Tous les combattants du village étant encore en vadrouille, je fais une petite ronde dans les rues pour m'assurer que tout est en ordre. Des tentes ont été plantées par centaines le long de la route et dans les champs en friche pour héberger les rescapés. Cela change drastiquement le paysage à présent méconnaissables, mais savoir tout ce beau monde en vie est un vrai miracle. Ils dorment tous, aucun signe d'ennemi à l'horizon. Quand je reviens devant la maison, j'hésite, je n'ai pas encore très sommeil. Je jette un coup d'œil à l'escalier qui monte toute la colline et m'autorise une folie. Je dois m'arrêter trois fois avant d'arriver au sommet. De là je me tourne vers le village pour l'admirer. La sensation d'être la gardienne de ce petit paradis perdu loin de tout m'empli de fierté. Puis je lève le nez vers les étoiles. Pas un nuage ne vient gâcher leur éclat.

- Excusez-moi...

Je sursaute et baisse vivement la tête vers mon visiteur. Un jeune homme – d'à peu près mon âge – termine de monter l'escalier. Ses cheveux foncés mi-long sont retenus par un lacet dans sa nuque, son kimono est déchiré à plusieurs endroits. Un pendentif dépasse d'entre les pans de son col mal serré. Je le reconnais pour l'avoir aidé à obtenir un boulot chez le maréchal ferrant. Il est étrangement jovial pour quelqu'un qui a tout perdu il y a peu. Le plus étrange encore est que je ne l'ai pas senti approcher avant qu'il ne m'adresse la parole.

- Un problème ? lui demandé-je pour masqué mes soupçon derrière de l'inquiétude.

- Oh non ! Je n'arrivais pas à dormir. Après tout ce qui s'est passé ces derniers jours...

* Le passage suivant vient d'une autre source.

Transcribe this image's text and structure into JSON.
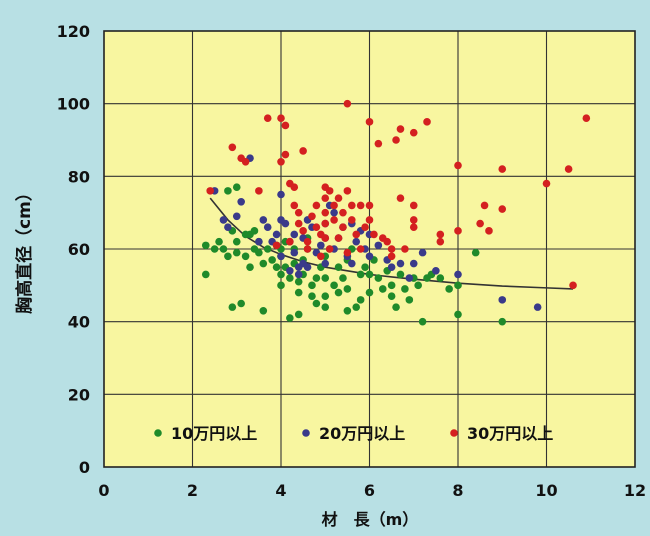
{
  "chart_data": {
    "type": "scatter",
    "title": "",
    "xlabel": "材　長（m）",
    "ylabel": "胸高直径（cm）",
    "xlim": [
      0,
      12
    ],
    "ylim": [
      0,
      120
    ],
    "x_ticks": [
      0,
      2,
      4,
      6,
      8,
      10,
      12
    ],
    "y_ticks": [
      0,
      20,
      40,
      60,
      80,
      100,
      120
    ],
    "grid": true,
    "legend_position": "bottom-inside",
    "colors": {
      "plot_bg": "#f8f6a0",
      "page_bg": "#b8e0e4",
      "grid": "#333333",
      "trend": "#333333"
    },
    "series": [
      {
        "name": "10万円以上",
        "color": "#1f8a2a",
        "points": [
          [
            2.3,
            61
          ],
          [
            2.3,
            53
          ],
          [
            2.5,
            60
          ],
          [
            2.6,
            62
          ],
          [
            2.7,
            60
          ],
          [
            2.8,
            58
          ],
          [
            2.9,
            44
          ],
          [
            3.0,
            59
          ],
          [
            3.0,
            62
          ],
          [
            3.1,
            45
          ],
          [
            3.2,
            58
          ],
          [
            3.3,
            55
          ],
          [
            3.3,
            64
          ],
          [
            3.4,
            60
          ],
          [
            3.5,
            59
          ],
          [
            3.5,
            62
          ],
          [
            3.6,
            43
          ],
          [
            3.6,
            56
          ],
          [
            3.7,
            60
          ],
          [
            3.8,
            57
          ],
          [
            3.9,
            55
          ],
          [
            3.9,
            61
          ],
          [
            4.0,
            50
          ],
          [
            4.0,
            53
          ],
          [
            4.0,
            58
          ],
          [
            4.0,
            60
          ],
          [
            4.1,
            55
          ],
          [
            4.1,
            62
          ],
          [
            4.2,
            41
          ],
          [
            4.2,
            52
          ],
          [
            4.3,
            56
          ],
          [
            4.3,
            60
          ],
          [
            4.4,
            42
          ],
          [
            4.4,
            48
          ],
          [
            4.4,
            51
          ],
          [
            4.5,
            53
          ],
          [
            4.5,
            57
          ],
          [
            4.6,
            60
          ],
          [
            4.6,
            63
          ],
          [
            4.7,
            47
          ],
          [
            4.7,
            50
          ],
          [
            4.8,
            45
          ],
          [
            4.8,
            52
          ],
          [
            4.9,
            55
          ],
          [
            5.0,
            44
          ],
          [
            5.0,
            47
          ],
          [
            5.0,
            52
          ],
          [
            5.0,
            58
          ],
          [
            5.1,
            60
          ],
          [
            5.2,
            50
          ],
          [
            5.3,
            48
          ],
          [
            5.3,
            55
          ],
          [
            5.4,
            52
          ],
          [
            5.5,
            43
          ],
          [
            5.5,
            49
          ],
          [
            5.5,
            57
          ],
          [
            5.6,
            60
          ],
          [
            5.7,
            44
          ],
          [
            5.8,
            46
          ],
          [
            5.8,
            53
          ],
          [
            5.9,
            55
          ],
          [
            6.0,
            48
          ],
          [
            6.0,
            53
          ],
          [
            6.1,
            57
          ],
          [
            6.2,
            52
          ],
          [
            6.3,
            49
          ],
          [
            6.4,
            54
          ],
          [
            6.5,
            47
          ],
          [
            6.5,
            50
          ],
          [
            6.6,
            44
          ],
          [
            6.7,
            53
          ],
          [
            6.8,
            49
          ],
          [
            6.9,
            46
          ],
          [
            7.0,
            52
          ],
          [
            7.1,
            50
          ],
          [
            7.2,
            40
          ],
          [
            7.3,
            52
          ],
          [
            7.4,
            53
          ],
          [
            7.6,
            52
          ],
          [
            7.8,
            49
          ],
          [
            8.0,
            42
          ],
          [
            8.0,
            50
          ],
          [
            8.4,
            59
          ],
          [
            9.0,
            40
          ],
          [
            2.8,
            76
          ],
          [
            3.0,
            77
          ],
          [
            3.2,
            64
          ],
          [
            2.9,
            65
          ],
          [
            3.4,
            65
          ]
        ]
      },
      {
        "name": "20万円以上",
        "color": "#3a3a8a",
        "points": [
          [
            2.5,
            76
          ],
          [
            2.7,
            68
          ],
          [
            2.8,
            66
          ],
          [
            3.0,
            69
          ],
          [
            3.1,
            73
          ],
          [
            3.3,
            85
          ],
          [
            3.5,
            62
          ],
          [
            3.7,
            66
          ],
          [
            3.8,
            62
          ],
          [
            3.9,
            64
          ],
          [
            4.0,
            58
          ],
          [
            4.0,
            68
          ],
          [
            4.1,
            67
          ],
          [
            4.2,
            54
          ],
          [
            4.2,
            62
          ],
          [
            4.3,
            59
          ],
          [
            4.3,
            64
          ],
          [
            4.4,
            53
          ],
          [
            4.5,
            56
          ],
          [
            4.5,
            63
          ],
          [
            4.6,
            68
          ],
          [
            4.7,
            66
          ],
          [
            4.8,
            59
          ],
          [
            4.9,
            61
          ],
          [
            5.0,
            56
          ],
          [
            5.0,
            63
          ],
          [
            5.0,
            67
          ],
          [
            5.1,
            72
          ],
          [
            5.2,
            60
          ],
          [
            5.3,
            63
          ],
          [
            5.4,
            66
          ],
          [
            5.5,
            58
          ],
          [
            5.6,
            56
          ],
          [
            5.7,
            62
          ],
          [
            5.8,
            65
          ],
          [
            5.9,
            60
          ],
          [
            6.0,
            58
          ],
          [
            6.0,
            64
          ],
          [
            6.2,
            61
          ],
          [
            6.4,
            57
          ],
          [
            6.5,
            55
          ],
          [
            6.7,
            56
          ],
          [
            6.9,
            52
          ],
          [
            7.0,
            56
          ],
          [
            7.2,
            59
          ],
          [
            7.5,
            54
          ],
          [
            8.0,
            53
          ],
          [
            9.0,
            46
          ],
          [
            9.8,
            44
          ],
          [
            4.4,
            55
          ],
          [
            4.6,
            55
          ],
          [
            3.6,
            68
          ],
          [
            4.0,
            75
          ],
          [
            5.2,
            70
          ],
          [
            5.6,
            67
          ]
        ]
      },
      {
        "name": "30万円以上",
        "color": "#d42020",
        "points": [
          [
            2.4,
            76
          ],
          [
            2.9,
            88
          ],
          [
            3.1,
            85
          ],
          [
            3.2,
            84
          ],
          [
            3.5,
            76
          ],
          [
            3.7,
            96
          ],
          [
            3.9,
            61
          ],
          [
            4.0,
            96
          ],
          [
            4.0,
            84
          ],
          [
            4.1,
            94
          ],
          [
            4.1,
            86
          ],
          [
            4.2,
            78
          ],
          [
            4.3,
            77
          ],
          [
            4.3,
            72
          ],
          [
            4.4,
            70
          ],
          [
            4.4,
            67
          ],
          [
            4.5,
            65
          ],
          [
            4.5,
            87
          ],
          [
            4.6,
            62
          ],
          [
            4.6,
            60
          ],
          [
            4.7,
            69
          ],
          [
            4.8,
            72
          ],
          [
            4.8,
            66
          ],
          [
            4.9,
            64
          ],
          [
            4.9,
            58
          ],
          [
            5.0,
            77
          ],
          [
            5.0,
            74
          ],
          [
            5.0,
            70
          ],
          [
            5.0,
            67
          ],
          [
            5.0,
            63
          ],
          [
            5.1,
            76
          ],
          [
            5.1,
            60
          ],
          [
            5.2,
            72
          ],
          [
            5.2,
            68
          ],
          [
            5.3,
            74
          ],
          [
            5.3,
            63
          ],
          [
            5.4,
            70
          ],
          [
            5.4,
            66
          ],
          [
            5.5,
            100
          ],
          [
            5.5,
            76
          ],
          [
            5.5,
            59
          ],
          [
            5.6,
            72
          ],
          [
            5.6,
            68
          ],
          [
            5.7,
            64
          ],
          [
            5.8,
            72
          ],
          [
            5.8,
            60
          ],
          [
            5.9,
            66
          ],
          [
            6.0,
            95
          ],
          [
            6.0,
            72
          ],
          [
            6.0,
            68
          ],
          [
            6.1,
            64
          ],
          [
            6.2,
            89
          ],
          [
            6.3,
            63
          ],
          [
            6.4,
            62
          ],
          [
            6.5,
            58
          ],
          [
            6.5,
            60
          ],
          [
            6.6,
            90
          ],
          [
            6.7,
            93
          ],
          [
            6.7,
            74
          ],
          [
            6.8,
            60
          ],
          [
            7.0,
            92
          ],
          [
            7.0,
            72
          ],
          [
            7.0,
            68
          ],
          [
            7.0,
            66
          ],
          [
            7.3,
            95
          ],
          [
            7.6,
            64
          ],
          [
            7.6,
            62
          ],
          [
            8.0,
            83
          ],
          [
            8.0,
            65
          ],
          [
            8.5,
            67
          ],
          [
            8.6,
            72
          ],
          [
            8.7,
            65
          ],
          [
            9.0,
            82
          ],
          [
            9.0,
            71
          ],
          [
            10.0,
            78
          ],
          [
            10.5,
            82
          ],
          [
            10.6,
            50
          ],
          [
            10.9,
            96
          ],
          [
            4.2,
            62
          ]
        ]
      }
    ],
    "trendline": [
      [
        2.4,
        74
      ],
      [
        2.8,
        68
      ],
      [
        3.2,
        63.5
      ],
      [
        3.6,
        60.5
      ],
      [
        4.0,
        58.5
      ],
      [
        4.5,
        56.5
      ],
      [
        5.0,
        55
      ],
      [
        5.5,
        54
      ],
      [
        6.0,
        53
      ],
      [
        6.5,
        52.3
      ],
      [
        7.0,
        51.7
      ],
      [
        8.0,
        50.6
      ],
      [
        9.0,
        49.8
      ],
      [
        10.0,
        49.3
      ],
      [
        10.6,
        49
      ]
    ]
  }
}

Il escalade les dernières marches et vient se poster à côté de moi. Nous nous faisons face.

- Je comprends.

- Votre maison a pris feu quand vous étiez à l'intérieur ? me demande-t-il en indiquant mes bandages et ma canne du menton.

Ca sonne plus comme du sarcasme que comme une réelle question.

- Non, j'étais au cœur du brasier lors de l'attaque du château.

Je sais que je ne mâche pas mes mots et que c'est peu convenable face à un rescapé, mais quelque chose chez lui me dérange. Et je n'arrive pas à définir quoi, ce qui m'agace encore plus.

- Vous avez de la chance de vous en être sortie alors.

Je parierais mon plus beau kimono que son sourire est factice. Soudain, son visage devient sérieux et il me fixe de ses yeux d'un brun écorce.

- Je vous ai vue en faisant ma promenade et je me suis dit que je devrais vous remercier. Je ne vous ai pas suffisamment montré ma gratitude après tout ce que vous avez fait pour moi.

Je hoche la tête, un peu touchée par son geste.

- Je vous en prie, c'est tout naturel d'aider son prochain, surtout dans des moments aussi atroces.

Je tente de sourire franchement mais pour une raison que j'ignore, la timidité me prend les tripes. En le regardant plus attentivement, je dois avouer qu'il n'est pas mal. Plus « mignon » que « bel homme ». Il a encore des traits d'enfants, sous certains aspects.

- C'est Rin votre prénom, si je me souviens bien ?

- Oui c'est cela. Et vous c'est... ?

- Gakuren.

- Excusez-moi Gakuren, on a beaucoup de nouveaux noms et visages à retenir alors...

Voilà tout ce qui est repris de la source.